Many small to midsize businesses struggle to stay competitive in today’s economy. Management is constantly maneuvering and shifting to stabilize their business and find the best position in the market. One maneuver potentially available to a company is to purchase, or merge with, with similar businesses in the same industry; thus decreasing operating inefficiencies and increasing economies of scale. A roll-up typically occurs when a larger company acquires several smaller companies; though two or more companies also might merge to form a new entity.
These roll-ups can be beneficial to everyone involved — including bankers. But they’re not without drawbacks. Help your borrowers analyze the pros and cons of a merger to determine whether they’ll gain advantages or further problems.
There are two general ways that companies approach roll-ups. Most start off by easing into a relationship, forming a “loose federation” without consolidating operations in any meaningful way. Each participating company continues to operate as an independent entity in its particular market, keeping its own brand identity and management team.
Alternatively, some acquirers jump right into the “marriage” by aggressively consolidating operations and actively seeking synergies among all participants. By combining operations and cross-selling products and services, the combined entity can reduce costs and grow revenue internally. This results in widening margins and accelerating earnings.
Although there are costs involved in the consolidation process, especially if the combined privately owned entity plans to go to the public markets for additional equity financing, roll-ups can result in an immediate increase in value. But to achieve such benefits, all participants in a roll-up should be financially sound. And if the roll-up is to follow a loose federation approach, each individual management team needs to be highly competent; not to mention able and willing to collaborate.
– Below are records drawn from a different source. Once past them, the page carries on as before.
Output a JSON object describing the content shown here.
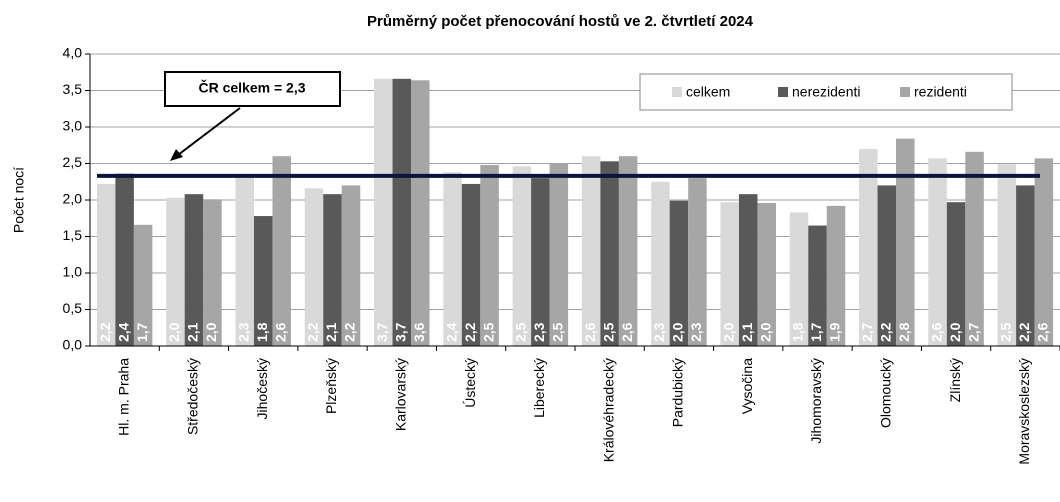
{
  "chart_data": {
    "type": "bar",
    "title": "Průměrný počet přenocování hostů  ve 2. čtvrtletí 2024",
    "y_label": "Počet nocí",
    "categories": [
      "Hl. m. Praha",
      "Středočeský",
      "Jihočeský",
      "Plzeňský",
      "Karlovarský",
      "Ústecký",
      "Liberecký",
      "Královéhradecký",
      "Pardubický",
      "Vysočina",
      "Jihomoravský",
      "Olomoucký",
      "Zlínský",
      "Moravskoslezský"
    ],
    "series": [
      {
        "name": "celkem",
        "color": "#d9d9d9",
        "values": [
          2.22,
          2.03,
          2.32,
          2.16,
          3.66,
          2.38,
          2.46,
          2.6,
          2.25,
          1.97,
          1.83,
          2.7,
          2.57,
          2.49
        ],
        "value_labels": [
          "2,2",
          "2,0",
          "2,3",
          "2,2",
          "3,7",
          "2,4",
          "2,5",
          "2,6",
          "2,3",
          "2,0",
          "1,8",
          "2,7",
          "2,6",
          "2,5"
        ]
      },
      {
        "name": "nerezidenti",
        "color": "#595959",
        "values": [
          2.36,
          2.08,
          1.78,
          2.08,
          3.66,
          2.22,
          2.3,
          2.53,
          1.99,
          2.08,
          1.65,
          2.2,
          1.97,
          2.2
        ],
        "value_labels": [
          "2,4",
          "2,1",
          "1,8",
          "2,1",
          "3,7",
          "2,2",
          "2,3",
          "2,5",
          "2,0",
          "2,1",
          "1,7",
          "2,2",
          "2,0",
          "2,2"
        ]
      },
      {
        "name": "rezidenti",
        "color": "#a6a6a6",
        "values": [
          1.66,
          2.01,
          2.6,
          2.2,
          3.64,
          2.48,
          2.5,
          2.6,
          2.3,
          1.96,
          1.92,
          2.84,
          2.66,
          2.57
        ],
        "value_labels": [
          "1,7",
          "2,0",
          "2,6",
          "2,2",
          "3,6",
          "2,5",
          "2,5",
          "2,6",
          "2,3",
          "2,0",
          "1,9",
          "2,8",
          "2,7",
          "2,6"
        ]
      }
    ],
    "reference_line": {
      "value": 2.33,
      "label": "ČR celkem = 2,3",
      "color": "#0d1340"
    },
    "ylim": [
      0,
      4
    ],
    "yticks": [
      {
        "value": 0,
        "label": "0,0"
      },
      {
        "value": 0.5,
        "label": "0,5"
      },
      {
        "value": 1,
        "label": "1,0"
      },
      {
        "value": 1.5,
        "label": "1,5"
      },
      {
        "value": 2,
        "label": "2,0"
      },
      {
        "value": 2.5,
        "label": "2,5"
      },
      {
        "value": 3,
        "label": "3,0"
      },
      {
        "value": 3.5,
        "label": "3,5"
      },
      {
        "value": 4,
        "label": "4,0"
      }
    ],
    "grid": true,
    "legend": "top-right"
  }
}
Unfortunately, roll-up success is the exception, not the rule. Too often, participants focus more on getting the deal done than on challenges after integration. And inattention to consolidation issues can lead to disaster for the businesses involved — and the creditors that they default on.
During the bull-market years of the late 1990s and early 2000s, “poof” roll-ups — in which several smaller companies combined to create the appearance of greater size, with no real integration strategy — were common. Typically, the goal was a quick windfall. And almost invariably, these transactions result in failure. Either their subsequent initial public offering (IPO) tanks or management teams are unprepared for successful management of the combined companies .
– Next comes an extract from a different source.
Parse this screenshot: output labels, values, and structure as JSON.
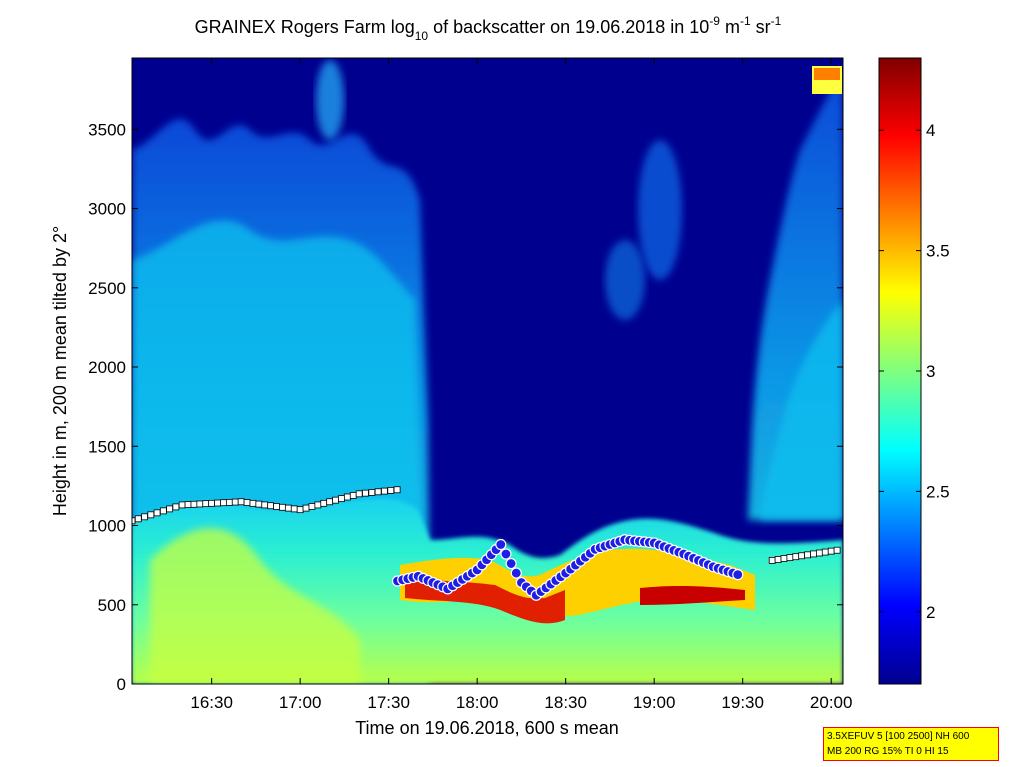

If one of your borrowers is contemplating a roll-up strategy, it may need financing to complete the deal or your bank’s approval (per their loan covenants). This is your chance to play devil’s advocate.
Discuss whether management has compiled a detailed plan for every aspect of integration, including employees, facilities, sales channels and IT. And if the smaller companies’ former CEOs will lead divisions of the larger entity, it’s critical to clearly define performance measurements and incentives. The decision to centralize control or operate divisions as largely autonomous entities also will be critical.
What if a borrower plans to take the roll-up to public markets to access greater funding? In this case, you must realistically discuss the costs of involvement. Public entities must submit to Securities and Exchange Commission scrutiny and adhere to the provisions of the Sarbanes-Oxley Act of 2002; which typically means increased marketing, accounting and legal costs. And regardless of the fundamentals, your borrower’s value may fluctuate based on general market conditions and the opinions of investment analysts.
The potential advantages of a roll-up, such as expanded access to financing and lower overhead costs, may be negated by inaccurate financial projections or a faulty integration strategy. As a banker, your role is to assist in the financial analysis and point out possible weaknesses in your borrower’s planning. This scrutiny and assistance will help lead to a more successful roll-up that will stand the test of time.